Janelle Monáe talked about her personal struggles on "Red Table Talk." Credit: Getty Images / Frazer Harrison

Actor-producer Jada Pinkett Smith on Wednesday made her first specific public comment about her husband Will Smith's notorious Oscars incident, in a text introduction to the season 5 premiere of her talk show "Red Table Talk," which featured guest Janelle Monáe discussing abandonment issues.

"Considering all that has happened in the last few weeks, the Smith family has been focusing on deep healing," Pinkett Smith, 50, wrote in an onscreen opening text. "Some of the discoveries around our healing will be shared at the table when the time calls." She signed the message on a second screen that promoted the upcoming episode.

Pinkett Smith previously had commented only obliquely, writing on Instagram on March 29 — two days after Will Smith slapped presenter Chris Rock onstage at the Academy Awards over a joke Rock had made — "This is a season for healing and I'm here for it."

The half-hour episode then proceeded to Monáe, whose book "The Memory Librarian," an anthology of science-fiction short stories she wrote with five collaborators, was published Tuesday. The eight-time Grammy Award nominee spoke of childhood-rooted insecurities.

"I've been doing a lot of healing," Monáe, 36, born Janelle Monáe Robinson, told the panel consisting of Pinkett Smith; her daughter, Willow Smith, and her mother, Adrienne Banfield Norris. "I was thinking back to when I first started and I was, like, man, as free as I was onstage, when I came offstage, I was still that scared little girl. Like, I'm not good enough. That was always in the back of my mind: 'Will they love me?' " She recalled coveting childhood friends' "long, silky hair” that had her "never feeling good enough" about herself.

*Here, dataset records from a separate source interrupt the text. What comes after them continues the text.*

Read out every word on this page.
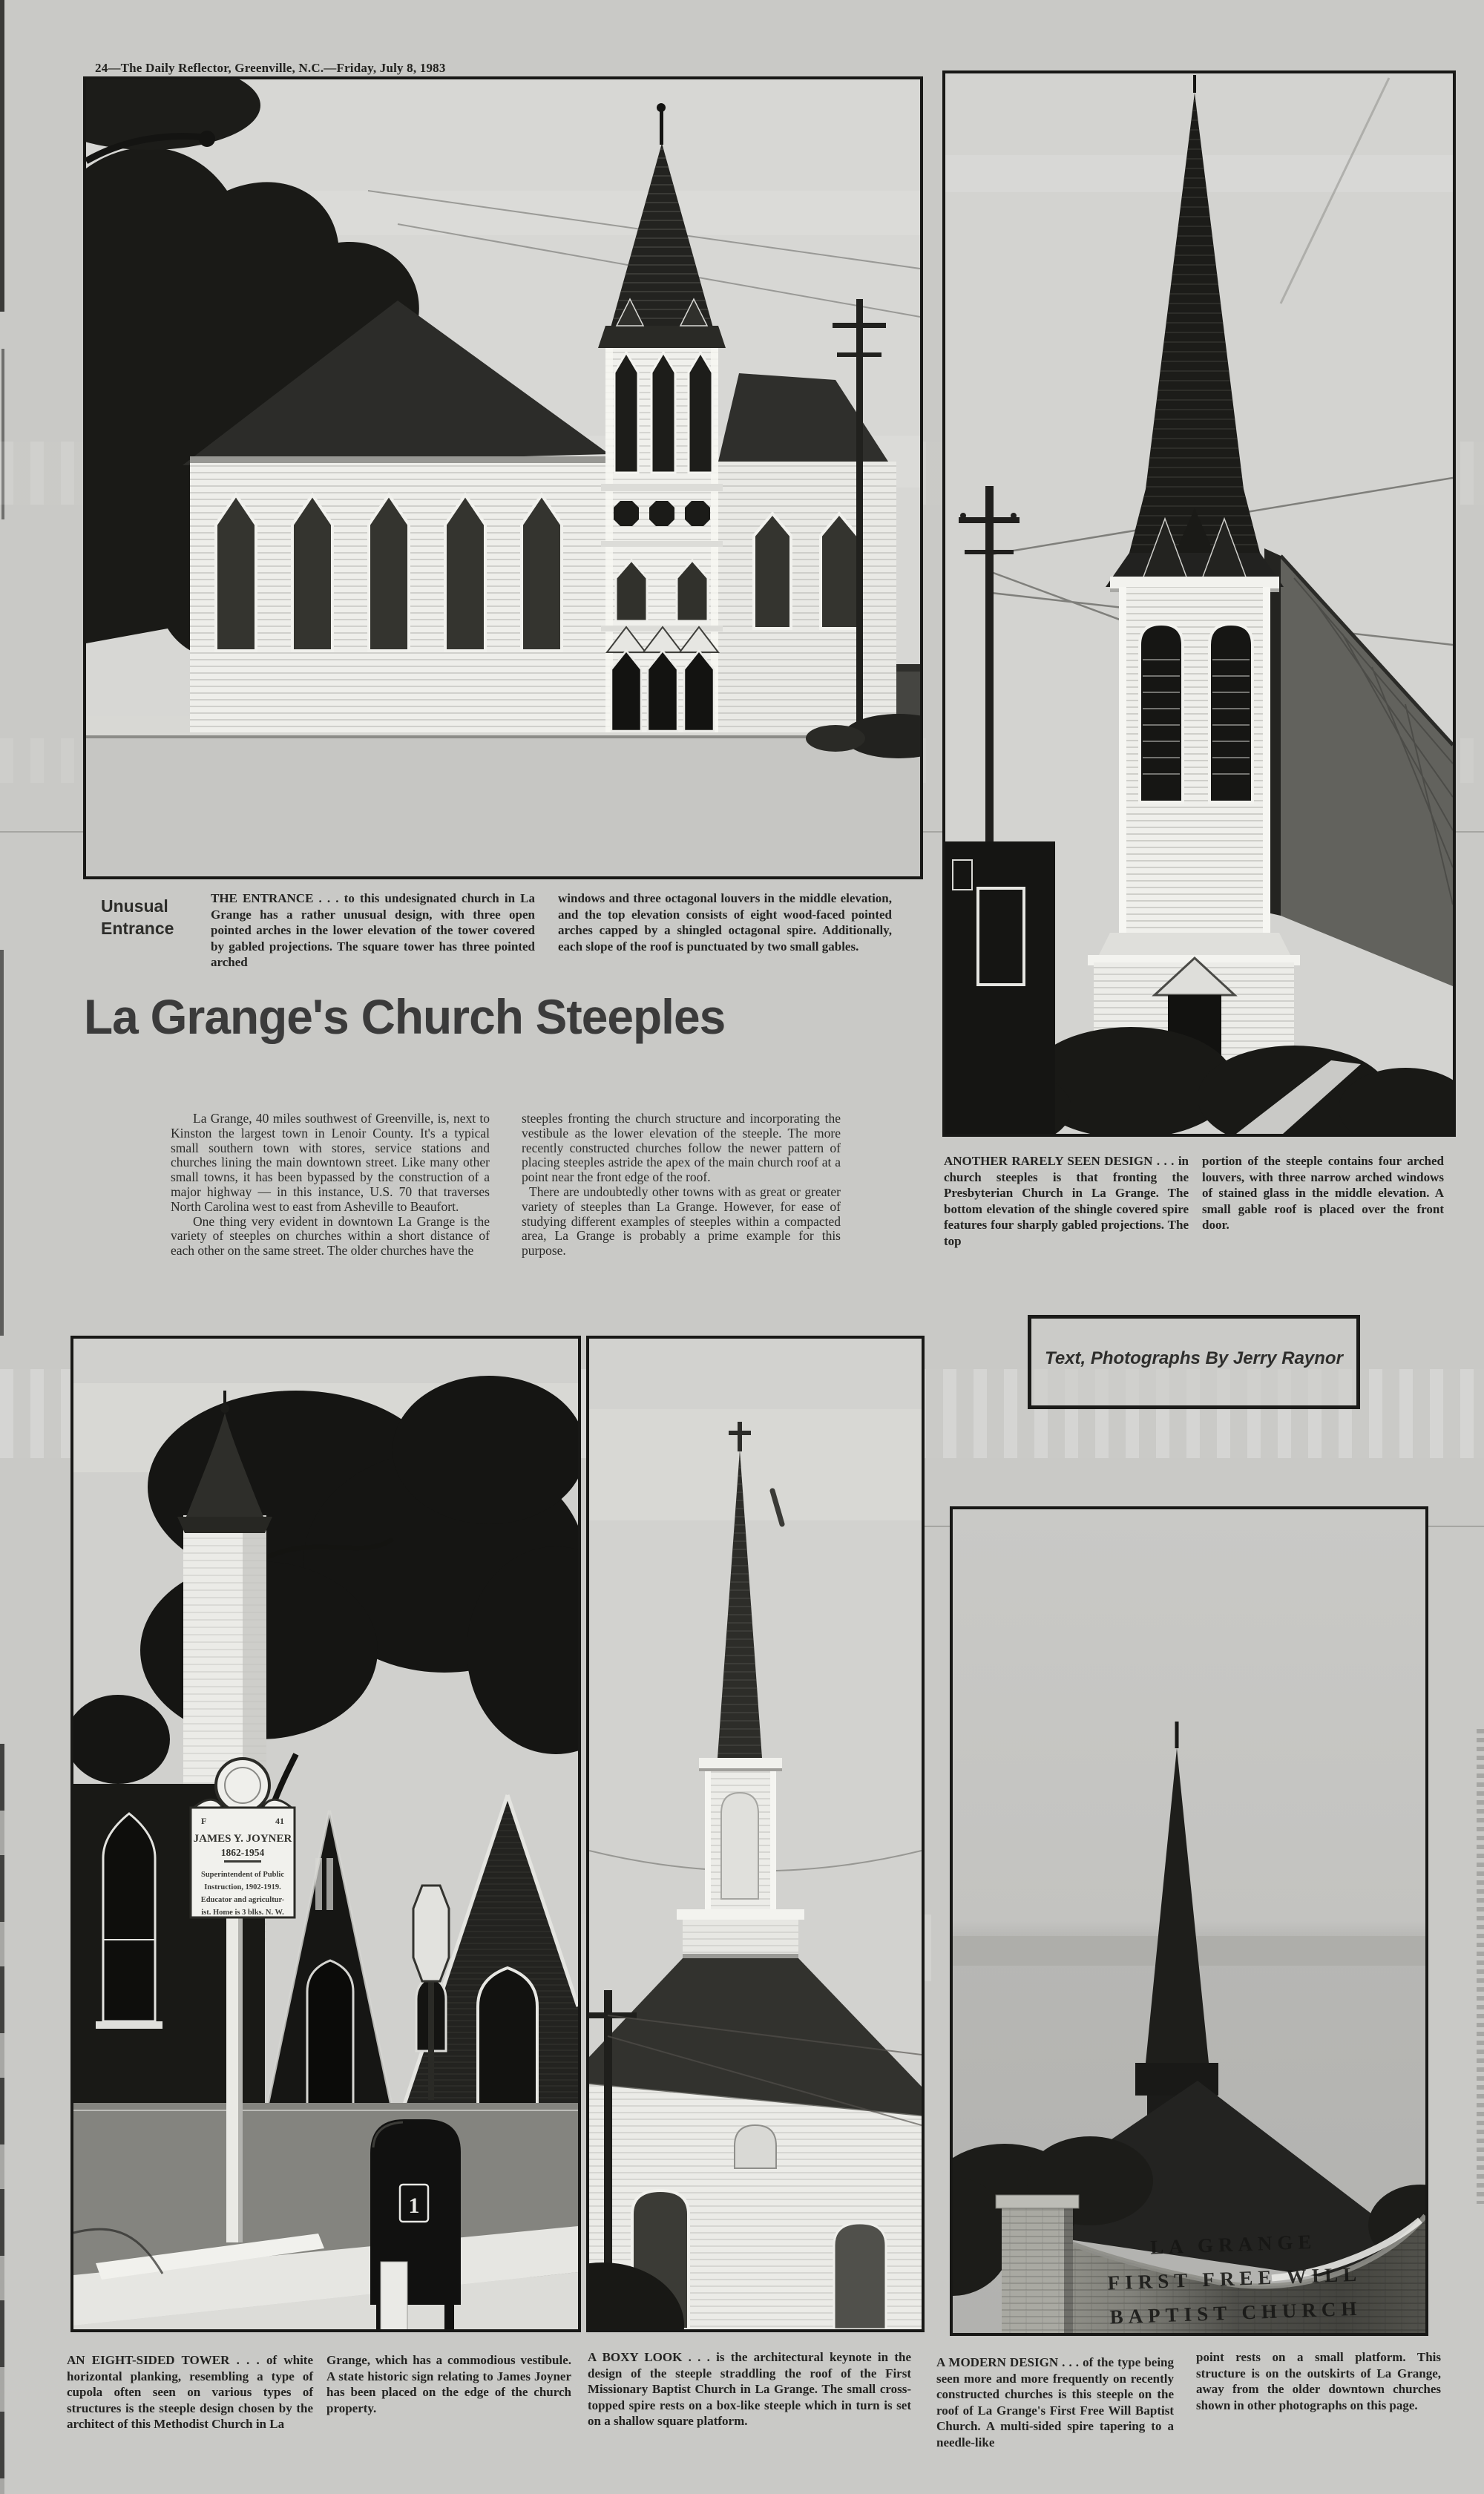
24—The Daily Reflector, Greenville, N.C.—Friday, July 8, 1983
Unusual
Entrance
THE ENTRANCE . . . to this undesignated church in La Grange has a rather unusual design, with three open pointed arches in the lower elevation of the tower covered by gabled projections. The square tower has three pointed arched
windows and three octagonal louvers in the middle elevation, and the top elevation consists of eight wood-faced pointed arches capped by a shingled octagonal spire. Additionally, each slope of the roof is punctuated by two small gables.
La Grange's Church Steeples

La Grange, 40 miles southwest of Greenville, is, next to Kinston the largest town in Lenoir County. It's a typical small southern town with stores, service stations and churches lining the main downtown street. Like many other small towns, it has been bypassed by the construction of a major highway — in this instance, U.S. 70 that traverses North Carolina west to east from Asheville to Beaufort.

One thing very evident in downtown La Grange is the variety of steeples on churches within a short distance of each other on the same street. The older churches have the

steeples fronting the church structure and incorporating the vestibule as the lower elevation of the steeple. The more recently constructed churches follow the newer pattern of placing steeples astride the apex of the main church roof at a point near the front edge of the roof.

There are undoubtedly other towns with as great or greater variety of steeples than La Grange. However, for ease of studying different examples of steeples within a compacted area, La Grange is probably a prime example for this purpose.

ANOTHER RARELY SEEN DESIGN . . . in church steeples is that fronting the Presbyterian Church in La Grange. The bottom elevation of the shingle covered spire features four sharply gabled projections. The top
portion of the steeple contains four arched louvers, with three narrow arched windows of stained glass in the middle elevation. A small gable roof is placed over the front door.
Text, Photographs By Jerry Raynor
F	41
JAMES Y. JOYNER
1862-1954
Superintendent of Public
Instruction, 1902-1919.
Educator and agricultur-
ist. Home is 3 blks. N. W.
1
LA GRANGE
FIRST FREE WILL
BAPTIST CHURCH
AN EIGHT-SIDED TOWER . . . of white horizontal planking, resembling a type of cupola often seen on various types of structures is the steeple design chosen by the architect of this Methodist Church in La
Grange, which has a commodious vestibule. A state historic sign relating to James Joyner has been placed on the edge of the church property.
A BOXY LOOK . . . is the architectural keynote in the design of the steeple straddling the roof of the First Missionary Baptist Church in La Grange. The small cross-topped spire rests on a box-like steeple which in turn is set on a shallow square platform.
A MODERN DESIGN . . . of the type being seen more and more frequently on recently constructed churches is this steeple on the roof of La Grange's First Free Will Baptist Church. A multi-sided spire tapering to a needle-like
point rests on a small platform. This structure is on the outskirts of La Grange, away from the older downtown churches shown in other photographs on this page.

As well, "My parents were not together and I always thought it was me, the reason why that …," she said, stopping mid-sentence. "Like, why am I not being taken care of by my dad? He had gotten on crack cocaine," a circumstance she has spoken of since at least 2012, "and that changed his life. It changed our relationship. Now he's completely sober, he's doing incredible, he's, like, my best friend. But this was when he was sick at this time, right? I was dealing with real rejection [and] abandonment issues. 'What if people leave me?' was a direct correlation to my dad. And always feeling like if I wasn't perfect, will they leave me?"

She went on to say she was learning to be less hard on herself. "I think my biggest heartbreak," she said, answering a fan's question, "is when I let myself down. … It's like I'm judging myself. … I've done that so many times after performances. Like, I look back at them [and think], 'This was wrong, this was wrong,' and that just breaks my heart. Why did I pile onto myself? It's enough that people that don't know me will have things to say, but I was joining in on that."